Grenzwertiger Versuch
Zvil Emanuel-Marial (Altus)
Philip Mayers (Klavier)
THOROFON CTH 2615
Mit Ecken und Kanten
Jan van Elsacker (Tenor)
Tom Beghin (Fortepiano)
Evil Penguin 6217249
Ganz einfach
Jan Kobow (Tenor)
Christoph Hammer (Klavier)
Atma 4134438
Keine Überraschung
Matthias Goerne (Bariton)
Christoph Eschenbach (Klavier)
HMC 902107
Signet SWR2 Treffpunkt Klassik – Neue CDs
…heute mit Dorothea Bossert. Guten Morgen.
Sieben Neuaufnahmen von Schuberts „Winterreise“ sind in den vergangenen Monaten
erschienen. Eine einmalige Chance zu einem Interpretationsvergleich. Die stilistische
Bandbreite, die Sie dabei erwartet, ist enorm.
Ich beginne einmal mit einer kurzen Vorstellungsrunde der Kandidaten:


Da legt der junge Stern am Liederhimmel Daniel Behle die „Winterreise“ gleich
zweimal vor: einmal das Original für Tenor und Klavier und dann eine eigene
Bearbeitung mit Klaviertrio.
Auch der Schwede Jakob Högström wagt eine Bearbeitung: eine Fassung für Bariton,
Klarinette und Gitarre.






Dann die Mezzosopranistin Alice Coote, sonst vor allem in Hosenrollen in den Opern
von Händel bis Richard Strauss auf den ganz großen Opernbühnen zu Hause.
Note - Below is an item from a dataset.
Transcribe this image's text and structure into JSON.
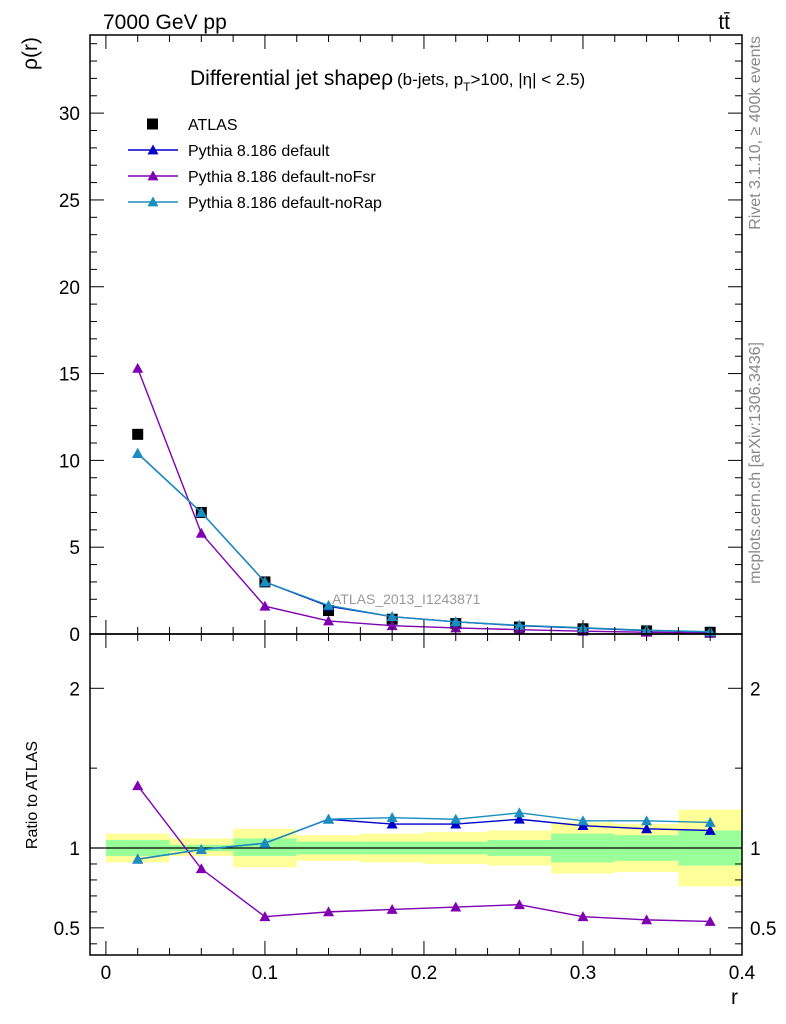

Sie
erfüllt sich mit ihrer „Winterreise“ einen geheimen Traum und kümmert sich nicht um
Aufführungstraditionen.
Und selbst eine Fassung für Counter-Tenor ist erschienen, mit dem jungen
israelischen Altus Zvi Emanuel-Marial.
Während der flämische Bariton Jan van Elsacker und der junge Tenor Jan Kobow
aus der Perspektive der historischen Aufführungspraxis kommen und mit
Hammerklavier und Pianoforte versuchen, der Schubertschen Musik bislang
Ungehörtes abzulauschen. Jan van Elsacker nimmt dabei eher die Rolle eines
Erzählers ein
und Jan Kobow die Rolle eines Sängers.
Matthias Goerne setzt mit Franz Schuberts letztem Liederzyklus zusammen mit
Christoph Eschenbach am Klavier einen Schlusspunkt unter seine Schubert- Edition.
Und für alle, die den Klassikmarkt aufmerksam beobachten und die „Winterreise“ von
Jonas Kaufmann in dieser Sendung vermissen – seine Neuerscheinung haben wir
schon im Mai an dieser Stelle besprochen. Das Manuskript und die Sendung zum
Nachhören finden Sie im Internet.
Sie hören also, es wird spannend.
Lassen wir Daniel Behle mit seiner Bearbeitung der „Winterreise“ für Klaviertrio beginnen.
Ein kurzer Klangschatten bevor es richtig losgeht, dann scheint im ersten Lied alles ganz
normal zu sein. Bis sich zunächst vereinzelt, dann immer massiver die Violine und das
Violoncello einmischen. Daniel Behle lässt sich Zeit mit seiner Bearbeitung, man muss sich
ein bisschen einhören. Darum jetzt zu Anfang gleich drei Lieder.
Gute Nacht
Die Wetterfahne
Gefrorene Tränen
Daniel Behle (Tenor), Oliver Schnyder Trio
5‘35
1‘40
2‘15
Plastisch und suggestiv ist diese Instrumentation. Ein Tremolo der Violine, dicht am Steg
gespielt, schiebt sich zwischen die Ritzen des Klaviersatzes und wirft einen eisigen
Kommentar dazwischen, schattenhafte Flageoletts tauchen auf und verschwinden wieder,
Tremoli suggerieren Frösteln und im nächsten Moment wird eine Klavierlinie von
Streicherfarben durchwärmt und eingefärbt.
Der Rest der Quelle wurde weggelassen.